Leo stumbled back, hitting the kitchen counter. His mouth was dry. The only thing he could process was the implication of the money, the sheer scale of the lie of omission.
"And," Ava finished, picking up her worn hoodie, "since you’re so concerned about my stability: the entire building we live in? It’s part of a property trust I inherited and then expanded six years ago. I’m not worried about my future, Leo. I’m worried that for a year, I’ve been giving you a massive amount of credit for being 'the provider' when in reality, if I quit my 'freelance gig,' you'd lose your biggest client, and I would still be a billionaire. You didn't respect me when you thought I was poor, and that's the problem."
The words hung in the air, heavier than any quarterly report. The breakup felt imminent, not over money, but over the catastrophic failure of respect. Leo looked at the woman he thought he knew—the woman in the worn hoodie, not the CEO in disguise—and realized he had just insulted a quiet force of nature.

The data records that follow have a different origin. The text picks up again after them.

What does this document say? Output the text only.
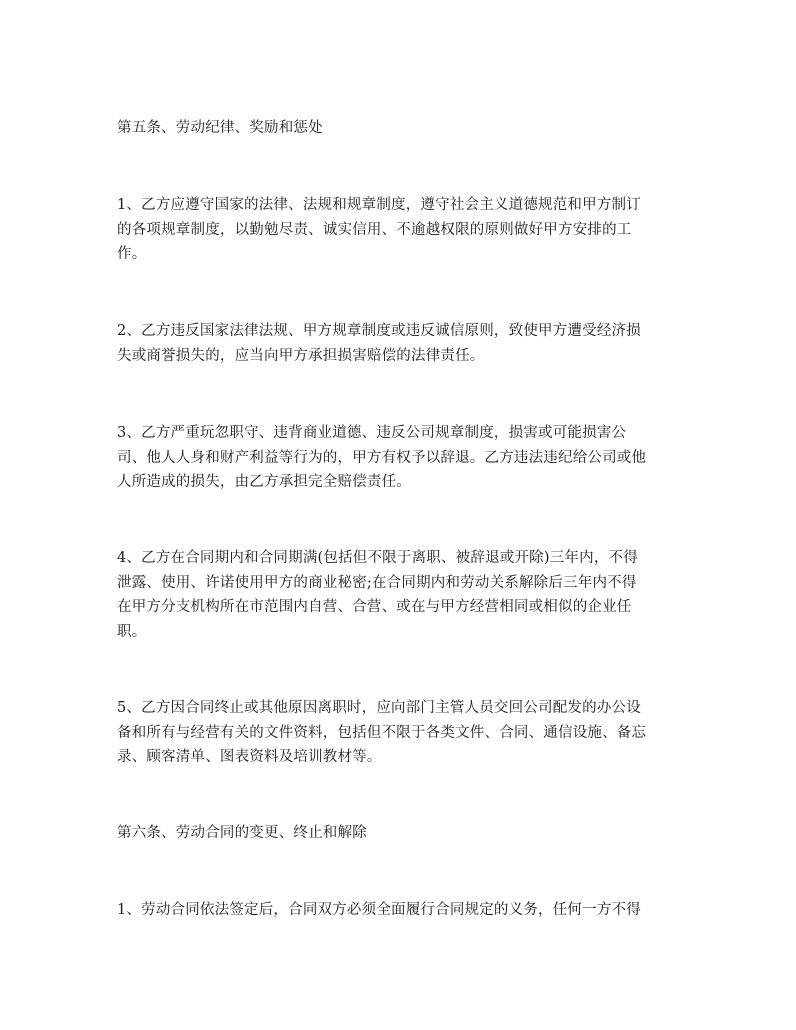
第五条、劳动纪律、奖励和惩处
1、乙方应遵守国家的法律、法规和规章制度，遵守社会主义道德规范和甲方制订
的各项规章制度，以勤勉尽责、诚实信用、不逾越权限的原则做好甲方安排的工
作。
2、乙方违反国家法律法规、甲方规章制度或违反诚信原则，致使甲方遭受经济损
失或商誉损失的，应当向甲方承担损害赔偿的法律责任。
3、乙方严重玩忽职守、违背商业道德、违反公司规章制度，损害或可能损害公
司、他人人身和财产利益等行为的，甲方有权予以辞退。乙方违法违纪给公司或他
人所造成的损失，由乙方承担完全赔偿责任。
4、乙方在合同期内和合同期满(包括但不限于离职、被辞退或开除)三年内，不得
泄露、使用、许诺使用甲方的商业秘密;在合同期内和劳动关系解除后三年内不得
在甲方分支机构所在市范围内自营、合营、或在与甲方经营相同或相似的企业任
职。
5、乙方因合同终止或其他原因离职时，应向部门主管人员交回公司配发的办公设
备和所有与经营有关的文件资料，包括但不限于各类文件、合同、通信设施、备忘
录、顾客清单、图表资料及培训教材等。
第六条、劳动合同的变更、终止和解除
1、劳动合同依法签定后，合同双方必须全面履行合同规定的义务，任何一方不得
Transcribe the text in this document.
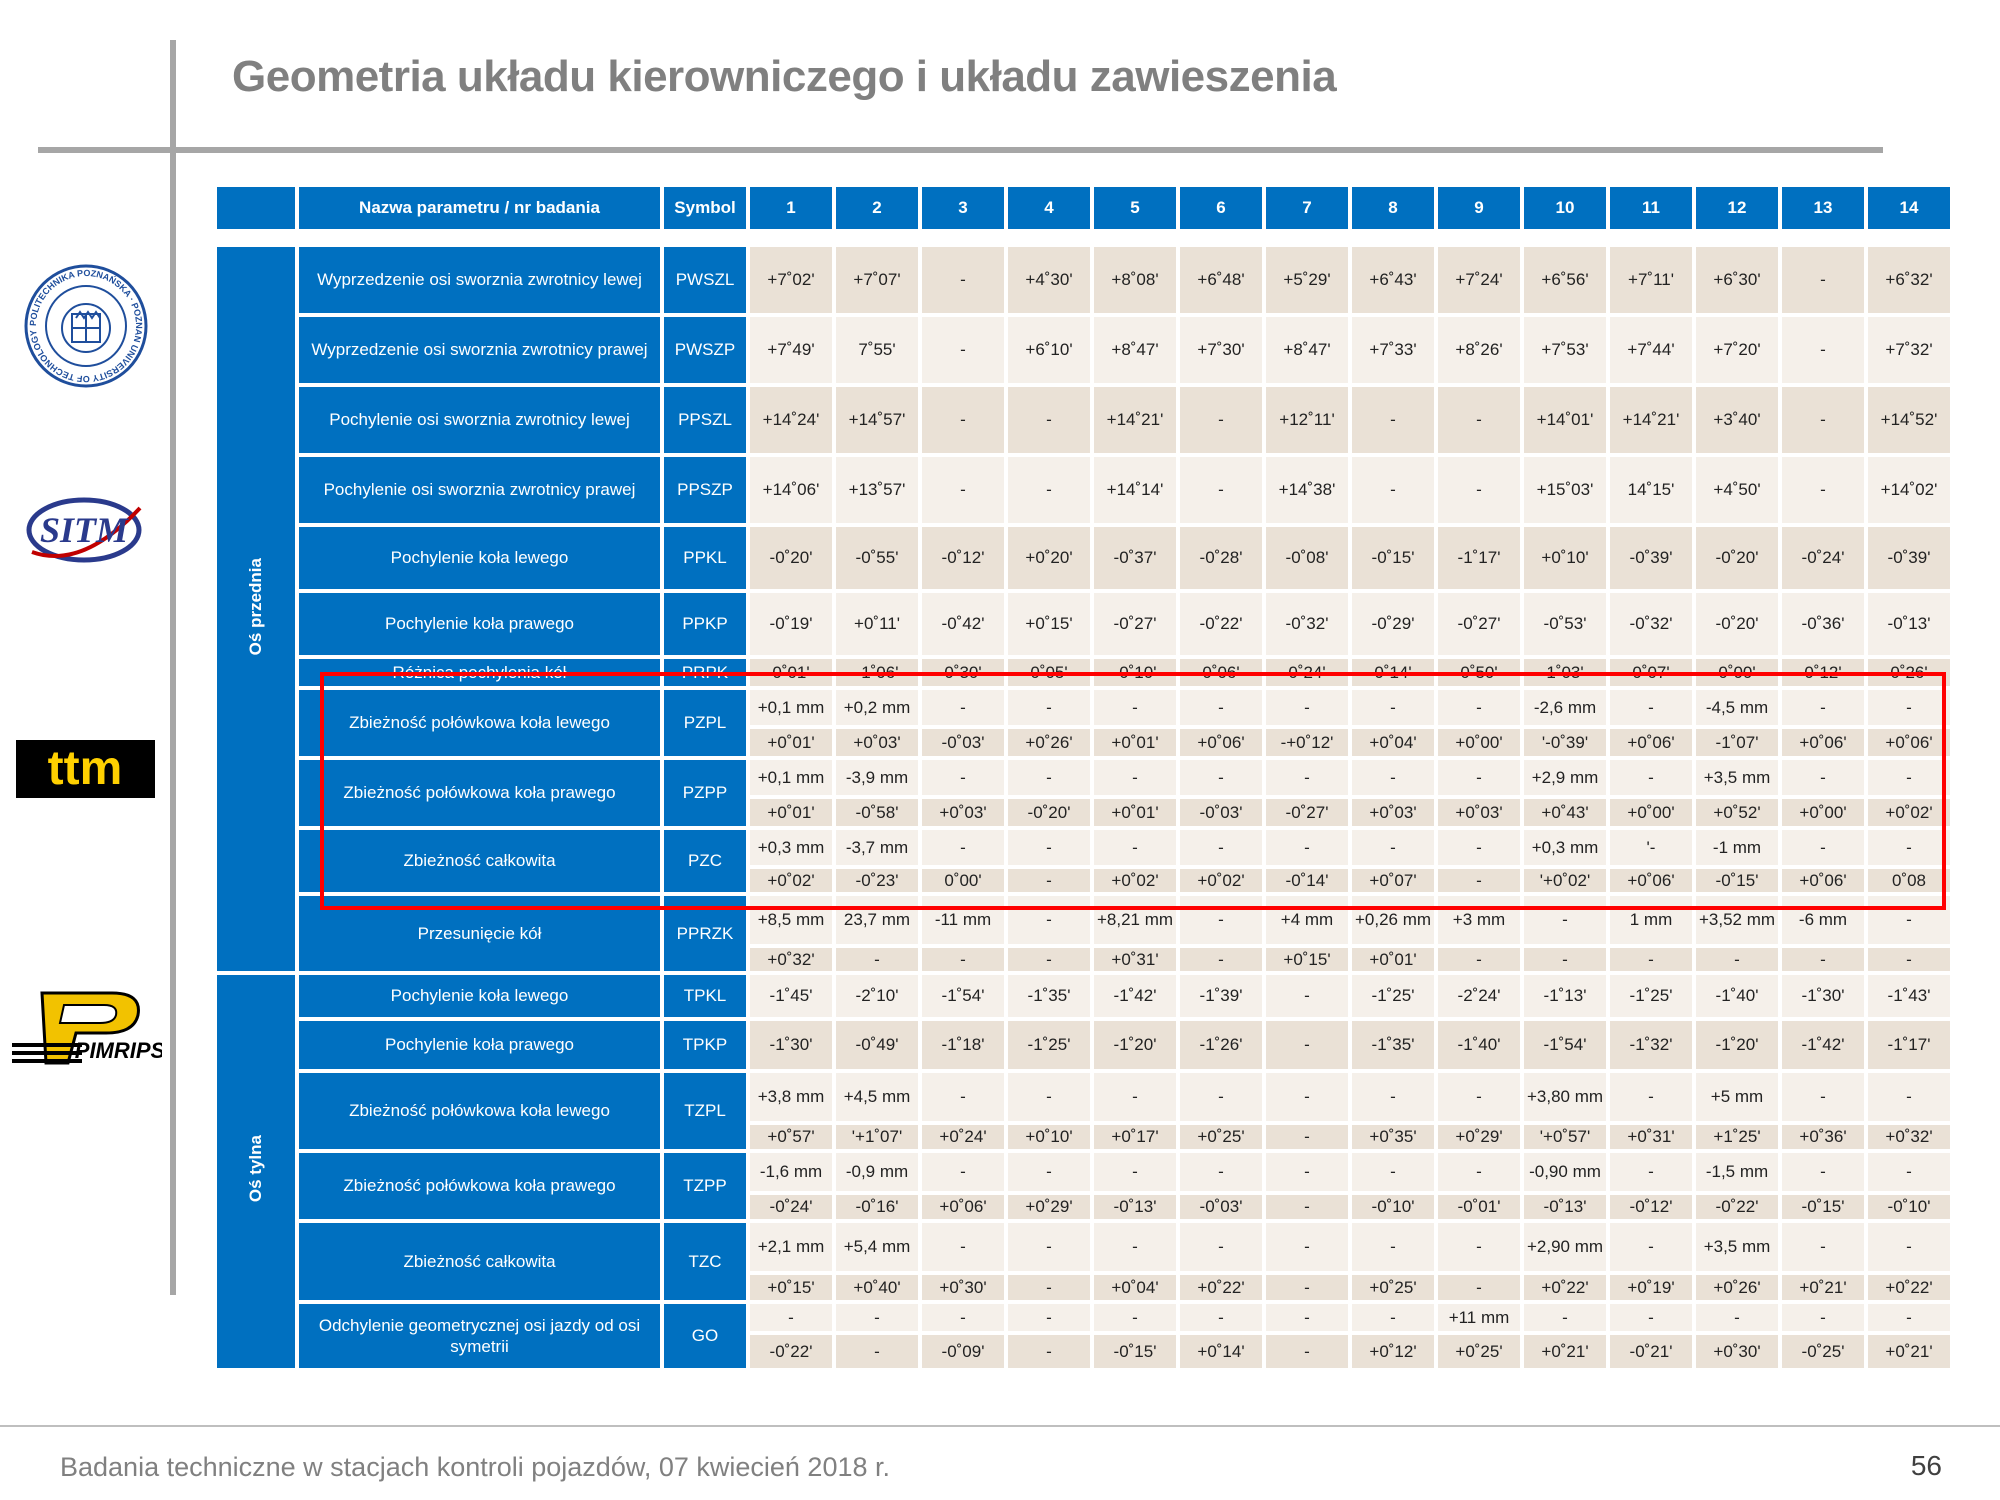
Geometria układu kierowniczego i układu zawieszenia
POLITECHNIKA POZNAŃSKA · POZNAN UNIVERSITY OF TECHNOLOGY
SITM
ttm
PIMRIPS
	Nazwa parametru / nr badania	Symbol	1	2	3	4	5	6	7	8	9	10	11	12	13	14

Oś przednia	Wyprzedzenie osi sworznia zwrotnicy lewej	PWSZL	+7˚02'	+7˚07'	-	+4˚30'	+8˚08'	+6˚48'	+5˚29'	+6˚43'	+7˚24'	+6˚56'	+7˚11'	+6˚30'	-	+6˚32'
	Wyprzedzenie osi sworznia zwrotnicy prawej	PWSZP	+7˚49'	7˚55'	-	+6˚10'	+8˚47'	+7˚30'	+8˚47'	+7˚33'	+8˚26'	+7˚53'	+7˚44'	+7˚20'	-	+7˚32'
	Pochylenie osi sworznia zwrotnicy lewej	PPSZL	+14˚24'	+14˚57'	-	-	+14˚21'	-	+12˚11'	-	-	+14˚01'	+14˚21'	+3˚40'	-	+14˚52'
	Pochylenie osi sworznia zwrotnicy prawej	PPSZP	+14˚06'	+13˚57'	-	-	+14˚14'	-	+14˚38'	-	-	+15˚03'	14˚15'	+4˚50'	-	+14˚02'
	Pochylenie koła lewego	PPKL	-0˚20'	-0˚55'	-0˚12'	+0˚20'	-0˚37'	-0˚28'	-0˚08'	-0˚15'	-1˚17'	+0˚10'	-0˚39'	-0˚20'	-0˚24'	-0˚39'
	Pochylenie koła prawego	PPKP	-0˚19'	+0˚11'	-0˚42'	+0˚15'	-0˚27'	-0˚22'	-0˚32'	-0˚29'	-0˚27'	-0˚53'	-0˚32'	-0˚20'	-0˚36'	-0˚13'
	Różnica pochylenia kół	PRPK	0˚01'	-1˚06'	0˚30'	0˚05'	-0˚10'	0˚06'	0˚24'	0˚14'	0˚50'	1˚03'	0˚07'	0˚00'	0˚12'	0˚26'
	Zbieżność połówkowa koła lewego	PZPL	+0,1 mm	+0,2 mm	-	-	-	-	-	-	-	-2,6 mm	-	-4,5 mm	-	-
			+0˚01'	+0˚03'	-0˚03'	+0˚26'	+0˚01'	+0˚06'	-+0˚12'	+0˚04'	+0˚00'	'-0˚39'	+0˚06'	-1˚07'	+0˚06'	+0˚06'
	Zbieżność połówkowa koła prawego	PZPP	+0,1 mm	-3,9 mm	-	-	-	-	-	-	-	+2,9 mm	-	+3,5 mm	-	-
			+0˚01'	-0˚58'	+0˚03'	-0˚20'	+0˚01'	-0˚03'	-0˚27'	+0˚03'	+0˚03'	+0˚43'	+0˚00'	+0˚52'	+0˚00'	+0˚02'
	Zbieżność całkowita	PZC	+0,3 mm	-3,7 mm	-	-	-	-	-	-	-	+0,3 mm	'-	-1 mm	-	-
			+0˚02'	-0˚23'	0˚00'	-	+0˚02'	+0˚02'	-0˚14'	+0˚07'	-	'+0˚02'	+0˚06'	-0˚15'	+0˚06'	0˚08
	Przesunięcie kół	PPRZK	+8,5 mm	23,7 mm	-11 mm	-	+8,21 mm	-	+4 mm	+0,26 mm	+3 mm	-	1 mm	+3,52 mm	-6 mm	-
			+0˚32'	-	-	-	+0˚31'	-	+0˚15'	+0˚01'	-	-	-	-	-	-
Oś tylna	Pochylenie koła lewego	TPKL	-1˚45'	-2˚10'	-1˚54'	-1˚35'	-1˚42'	-1˚39'	-	-1˚25'	-2˚24'	-1˚13'	-1˚25'	-1˚40'	-1˚30'	-1˚43'
	Pochylenie koła prawego	TPKP	-1˚30'	-0˚49'	-1˚18'	-1˚25'	-1˚20'	-1˚26'	-	-1˚35'	-1˚40'	-1˚54'	-1˚32'	-1˚20'	-1˚42'	-1˚17'
	Zbieżność połówkowa koła lewego	TZPL	+3,8 mm	+4,5 mm	-	-	-	-	-	-	-	+3,80 mm	-	+5 mm	-	-
			+0˚57'	'+1˚07'	+0˚24'	+0˚10'	+0˚17'	+0˚25'	-	+0˚35'	+0˚29'	'+0˚57'	+0˚31'	+1˚25'	+0˚36'	+0˚32'
	Zbieżność połówkowa koła prawego	TZPP	-1,6 mm	-0,9 mm	-	-	-	-	-	-	-	-0,90 mm	-	-1,5 mm	-	-
			-0˚24'	-0˚16'	+0˚06'	+0˚29'	-0˚13'	-0˚03'	-	-0˚10'	-0˚01'	-0˚13'	-0˚12'	-0˚22'	-0˚15'	-0˚10'
	Zbieżność całkowita	TZC	+2,1 mm	+5,4 mm	-	-	-	-	-	-	-	+2,90 mm	-	+3,5 mm	-	-
			+0˚15'	+0˚40'	+0˚30'	-	+0˚04'	+0˚22'	-	+0˚25'	-	+0˚22'	+0˚19'	+0˚26'	+0˚21'	+0˚22'
	Odchylenie geometrycznej osi jazdy od osi symetrii	GO	-	-	-	-	-	-	-	-	+11 mm	-	-	-	-	-
			-0˚22'	-	-0˚09'	-	-0˚15'	+0˚14'	-	+0˚12'	+0˚25'	+0˚21'	-0˚21'	+0˚30'	-0˚25'	+0˚21'
Badania techniczne w stacjach kontroli pojazdów, 07 kwiecień 2018 r.	56
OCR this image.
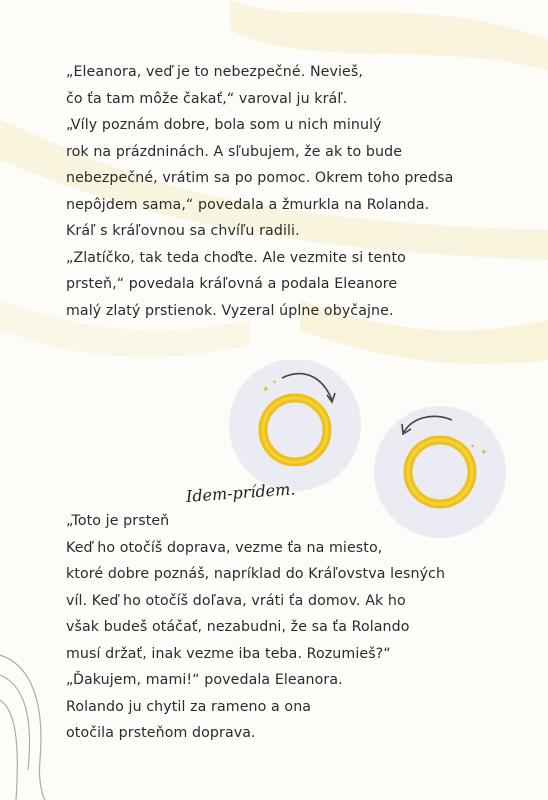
„Eleanora, veď je to nebezpečné. Nevieš,
čo ťa tam môže čakať,“ varoval ju kráľ.
„Víly poznám dobre, bola som u nich minulý
rok na prázdninách. A sľubujem, že ak to bude
nebezpečné, vrátim sa po pomoc. Okrem toho predsa
nepôjdem sama,“ povedala a žmurkla na Rolanda.
Kráľ s kráľovnou sa chvíľu radili.
„Zlatíčko, tak teda choďte. Ale vezmite si tento
prsteň,“ povedala kráľovná a podala Eleanore
malý zlatý prstienok. Vyzeral úplne obyčajne.
✦
✦
✦
✦
Idem-prídem.
„Toto je prsteň
Keď ho otočíš doprava, vezme ťa na miesto,
ktoré dobre poznáš, napríklad do Kráľovstva lesných
víl. Keď ho otočíš doľava, vráti ťa domov. Ak ho
však budeš otáčať, nezabudni, že sa ťa Rolando
musí držať, inak vezme iba teba. Rozumieš?“
„Ďakujem, mami!“ povedala Eleanora.
Rolando ju chytil za rameno a ona
otočila prsteňom doprava.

He didn't apologize for his previous assumptions; he apologized for his condescension. "Ava," he managed, genuinely shaken. "I am so sorry. Not for not knowing what you own, but for minimizing everything you do. I was an arrogant idiot."
Ava watched him, the arctic calm slowly melting. "Good. Now get your bags. You're still coming to Singapore, but you’re sitting at the back."